Im getting a mesh that is looking good and as expected, expect near the outer ocean boundary where it's refined to size_mesh_min. This seems to be due to the add_contour step, which specifies a size of 100 along the outer edge of my mesh, while it should relax to much larger element size given it's deep through there. As if the computed -3 contour was going around the outer edge of my grid (it's not the case in the tiff). I've tried a few things and can get more relaxed resolution there using other approaches (e.g. add_topo_bound_constraint, add_subtidal_flow_limiter), but as soon as I use add_contour, I get that odd high res zone.

Am I missing something obvious ? See some snapshots below.

Screenshot from 2024-06-12 13-39-44 Screenshot from 2024-06-12 12-05-48

SorooshMani-NOAA commented 1 month ago

Hi, I think something has changed in matplotlib recently. Can you try using matplotlib version 3.5.2 and see if this resolves the issue or not?

SorooshMani-NOAA commented 1 month ago

@felicio93 do you think this is related to #144? Have you had the chance to explore that other ticket?

simonweppe commented 1 month ago

Thanks for the fast reply @SorooshMani-NOAA ..yes I saw this one other ticket but Im using matplotlib 3.5.1 so shouldnt be the issue.

SorooshMani-NOAA commented 1 month ago

Another possibility is that when the base shape "cuts" the DEM it creates nan regions. I remember seeing something similar to what you see a couple of years ago when I was implementing this. I don't remember if I ever had a good solution, something like this might work:

Try using the baseshape to create your geometry, but buffer the base shape before passing it to create hfun object. This way, the invalid contours due to cutting will fall outside the domain. Note that you need to play with the buffer size to get a good results with this approach.

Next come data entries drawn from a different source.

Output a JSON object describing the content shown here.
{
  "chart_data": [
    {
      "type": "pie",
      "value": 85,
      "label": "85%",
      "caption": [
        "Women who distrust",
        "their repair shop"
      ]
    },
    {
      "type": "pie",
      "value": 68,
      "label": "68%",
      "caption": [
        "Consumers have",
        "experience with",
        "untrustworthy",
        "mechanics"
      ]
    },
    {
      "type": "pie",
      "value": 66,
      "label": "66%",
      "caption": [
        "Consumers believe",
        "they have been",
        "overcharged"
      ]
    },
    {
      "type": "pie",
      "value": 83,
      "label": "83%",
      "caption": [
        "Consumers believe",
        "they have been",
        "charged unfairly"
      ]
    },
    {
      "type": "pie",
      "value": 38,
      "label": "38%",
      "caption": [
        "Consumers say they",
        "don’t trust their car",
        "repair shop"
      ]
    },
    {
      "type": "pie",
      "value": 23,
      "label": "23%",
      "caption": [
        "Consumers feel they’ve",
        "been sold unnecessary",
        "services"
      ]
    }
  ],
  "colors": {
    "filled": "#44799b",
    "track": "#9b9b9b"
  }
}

felicio93 commented 1 month ago

@SorooshMani-NOAA and @simonweppe,

I agree with I don't think this is related to the matlab problem, at least it is not the same problem.

I tried recreating 2 meshes using the same script I was using before (both cases worked). This is what I get now:

case1 - CA Mesh: image

case2 - AK Mesh: image

@SorooshMani-NOAA, do you know if something has changed with our dependencies?

felicio93 commented 1 month ago

FYI, the problem here is not the same of #144. I just tested and the ocsmesh "get_contour" raster function is working as expected.

SorooshMani-NOAA commented 1 month ago

@felicio93 thanks for testing, I think the problem might then be what I described in https://github.com/noaa-ocs-modeling/OCSMesh/issues/154#issuecomment-2163044629

simonweppe commented 1 month ago

Thanks @SorooshMani-NOAA @felicio93 I will try your workaround

felicio93 commented 1 month ago

Yes, you are right!

I tested rerunning with the buffer as:

hfun = Hfun(
    hfun_rast_list,
    base_shape=domain.buffer(0.1).unary_union,
    base_shape_crs=geom.crs,
    hmin=100, hmax=2000,
    method='fast')

For the sake of documentation, this is how this looks like: image

simonweppe commented 1 month ago

Great - thanks for the quick replies and support on this.

SorooshMani-NOAA commented 15 hours ago

Can we close this ticket now?

simonweppe commented 14 hours ago

Yes you can, sorry I should have closed it back then - thanks for the help on this!